聖学院中学校 学校説明会

2. 教育の特色「授業」

授業は「架け橋」

児浦先生(広報部長):
清水から本校のスクールモットーは「Only One for Others」との話がありました。

Only Oneでは「賜物」を発見し、for Othersでは、他者そして世界に貢献していく人材を育てていきたいと思っています。


そしてこの2つの要素をつないでいく教育が大事であり、そのための教育プログラムが「授業」「体験学習」「グローバル教育」であると思っています。

聖学院のめざす授業

ICEモデル


本校の授業は「ICEモデル」で設計しております。

■Extentions(価値づくり、課題の解決)
すなわち、生徒たちが他者や世界に貢献する価値づくりや課題解決、これを問いとして、我々は授業の中で設けています。

■Ideas(基礎的な知識の定着)
そのために必要となるIdeas――知識や技能といったものを、当然ながら教えていきます。ただ、いきなり一方的に知識や技能を教えこむのではなく、「我々は何を目指しているのか」というゴールがあって、それに対しての知識と思っています。

■Connectios(知識と知識をつないで活用)
そして、真ん中にあるのがConnections。まさにこの知識と知識をつないで活用できるような状態。それはなぜなのか?もしそうだったらどうなるのか?といった問いをつくっていきます。


我々は、生徒たちが自ら価値づくり・ものづくり・ことづくりができる、そういう授業をしていきたいと考えており、これをICEモデル――頭文字のIとCとEをとってICEモデルと呼んでいます。

このICEモデルをおこなっていく上でポイントになるのは、問いです。授業においては、問いによって学びのストーリーを作ることを非常に意識しています。

ICEモデルによる学びのストーリー

実際の例をご覧ください。
高校1年の物理基礎の授業「物体の運動」は、まさにExtensionsから始まります。
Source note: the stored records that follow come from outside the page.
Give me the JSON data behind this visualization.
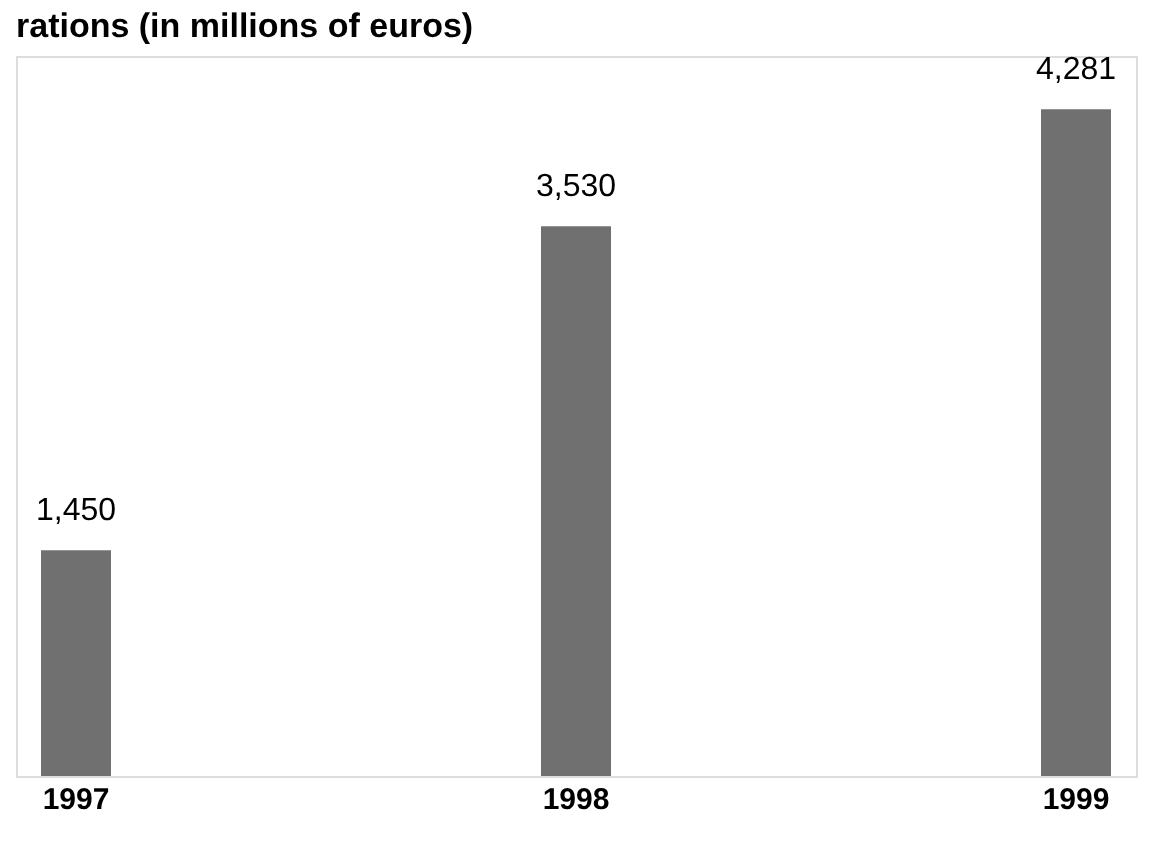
{
  "chart_data": {
    "type": "bar",
    "title": "rations (in millions of euros)",
    "categories": [
      "1997",
      "1998",
      "1999"
    ],
    "values": [
      1450,
      3530,
      4281
    ],
    "color": "#707070",
    "value_labels": [
      "1,450",
      "3,530",
      "4,281"
    ]
  }
}
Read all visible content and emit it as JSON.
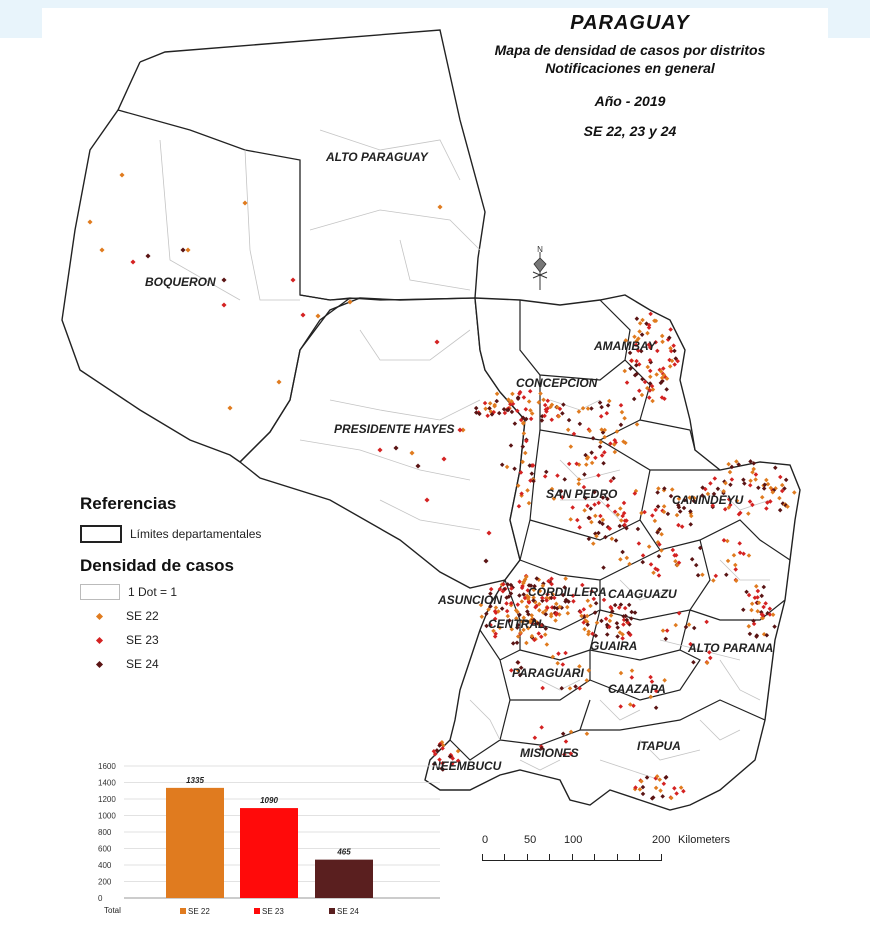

皆さんも記憶にあるかと思いますが、リオ五輪のリレーで日本は銀メダルをとりました。実は、ジャマイカとアメリカと日本のリレーの選手のベストタイムを並べた時に、日本は圧倒的に負けているんですよね。走るスピードは全然勝てないのに、なぜ銀メダルをとれたのか、それはバトンパスを効率的にできたことが勝因ではないか、という問いかけから授業が始まっていきます。

ではバトンパスを効率的に渡すために必要な知識は何か?速さ、距離などがグラフから求められる、といったヒントをいれていきます。それを実際にグラフに書いたり、さらに、本校の教員が走って実際にバトンパスをし、それをタイムにとってグラフにあらわして考えていくという授業です。
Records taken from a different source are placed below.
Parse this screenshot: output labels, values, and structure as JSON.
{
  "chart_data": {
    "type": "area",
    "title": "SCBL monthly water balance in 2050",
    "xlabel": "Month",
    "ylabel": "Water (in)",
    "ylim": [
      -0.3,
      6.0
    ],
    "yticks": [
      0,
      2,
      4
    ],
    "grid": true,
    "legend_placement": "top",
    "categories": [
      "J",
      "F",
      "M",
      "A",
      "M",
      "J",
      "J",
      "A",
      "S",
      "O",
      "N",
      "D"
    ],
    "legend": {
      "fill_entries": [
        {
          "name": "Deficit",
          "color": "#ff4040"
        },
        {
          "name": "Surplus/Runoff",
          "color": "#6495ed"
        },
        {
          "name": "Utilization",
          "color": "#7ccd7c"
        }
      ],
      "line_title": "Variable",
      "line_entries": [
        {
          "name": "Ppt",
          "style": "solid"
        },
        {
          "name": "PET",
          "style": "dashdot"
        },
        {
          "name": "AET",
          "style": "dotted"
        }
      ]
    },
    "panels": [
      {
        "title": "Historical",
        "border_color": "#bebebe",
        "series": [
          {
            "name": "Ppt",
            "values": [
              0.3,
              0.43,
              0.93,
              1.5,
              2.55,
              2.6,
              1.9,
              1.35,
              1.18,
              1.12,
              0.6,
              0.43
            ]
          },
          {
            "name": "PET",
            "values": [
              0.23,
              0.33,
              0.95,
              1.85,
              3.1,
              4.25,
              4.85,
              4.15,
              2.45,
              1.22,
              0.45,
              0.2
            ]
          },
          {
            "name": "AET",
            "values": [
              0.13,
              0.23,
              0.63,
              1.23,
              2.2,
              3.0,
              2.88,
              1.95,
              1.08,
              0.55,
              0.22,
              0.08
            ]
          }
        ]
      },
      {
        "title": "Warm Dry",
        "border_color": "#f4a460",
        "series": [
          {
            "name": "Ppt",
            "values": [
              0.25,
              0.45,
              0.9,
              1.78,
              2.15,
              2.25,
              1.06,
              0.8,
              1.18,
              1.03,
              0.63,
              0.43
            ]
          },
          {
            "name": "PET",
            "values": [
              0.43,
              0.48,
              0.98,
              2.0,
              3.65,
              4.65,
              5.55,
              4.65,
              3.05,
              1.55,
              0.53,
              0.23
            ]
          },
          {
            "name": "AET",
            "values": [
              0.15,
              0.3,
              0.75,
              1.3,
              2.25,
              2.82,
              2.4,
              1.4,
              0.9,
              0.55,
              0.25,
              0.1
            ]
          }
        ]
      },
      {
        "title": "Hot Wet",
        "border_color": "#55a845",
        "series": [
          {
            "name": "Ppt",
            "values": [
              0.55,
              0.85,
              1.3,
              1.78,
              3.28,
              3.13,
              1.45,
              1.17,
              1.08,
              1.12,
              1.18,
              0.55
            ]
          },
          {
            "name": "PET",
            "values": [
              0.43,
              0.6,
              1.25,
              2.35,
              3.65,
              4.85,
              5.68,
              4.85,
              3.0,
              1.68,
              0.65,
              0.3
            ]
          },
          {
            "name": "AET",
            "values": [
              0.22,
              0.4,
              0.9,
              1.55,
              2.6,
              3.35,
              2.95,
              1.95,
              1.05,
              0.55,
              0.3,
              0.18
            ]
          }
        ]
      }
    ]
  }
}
このように本校の学びには、価値づくりの問い(Extensions)から始まり、基本的な知識の定着(Idea)、知識と知識をつなぐ(Connections)、そして再度価値づくりにつながるといった、このような学びのストーリーがあります。

(※編集担当注:ここで、バトンパスの授業や他の科目の授業動画が共有されました)


この動画では、Google Meetを使ったオンライン授業のなかで、生徒たちがどうすれば効率的にバトンを渡せるかについてレポートを書き、それについてのフィードバックややりとりをしている様子をご紹介させていただきました。
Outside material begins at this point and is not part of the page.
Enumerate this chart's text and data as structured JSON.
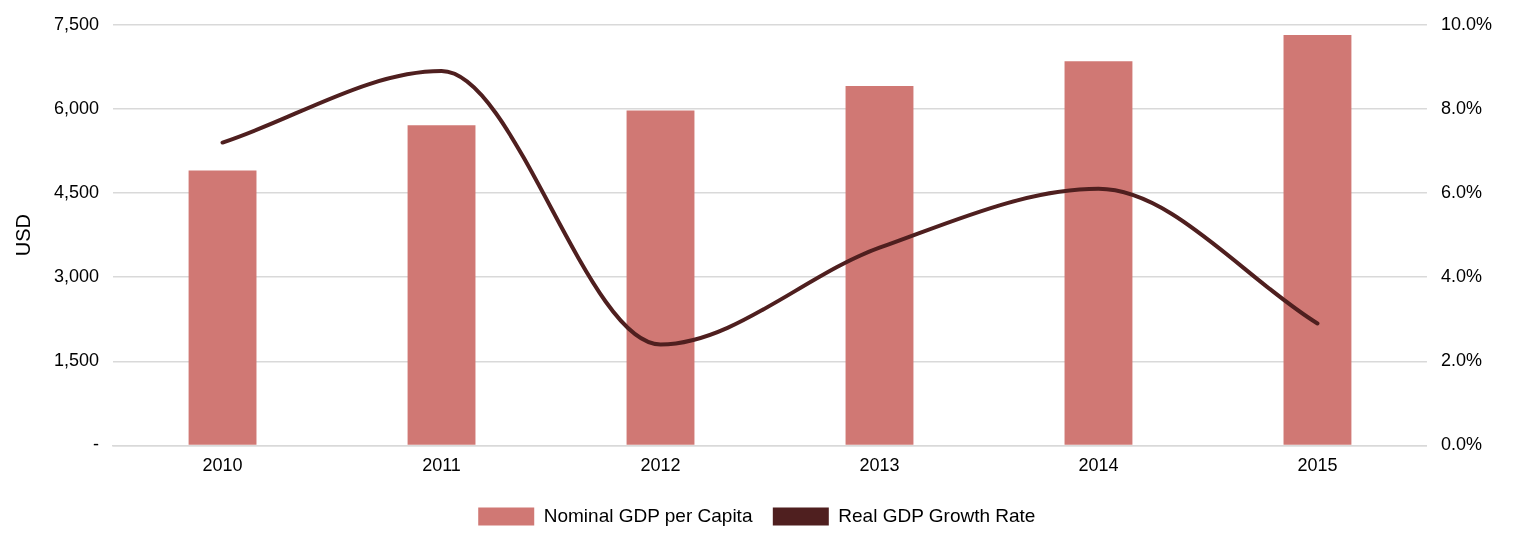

授業でGoogle Meetを使ったり、味噌汁のお椀はなぜ動くのか?という問いを立てる授業があったりと、非常に授業が発展している様子を見ていただけると思います。このように我々は、生徒たちが学びたくなる・探求したくなる、そういう授業設計を心がけ、常に研修や共有などをしながら取り組んでいることをご覧いただけたと思います。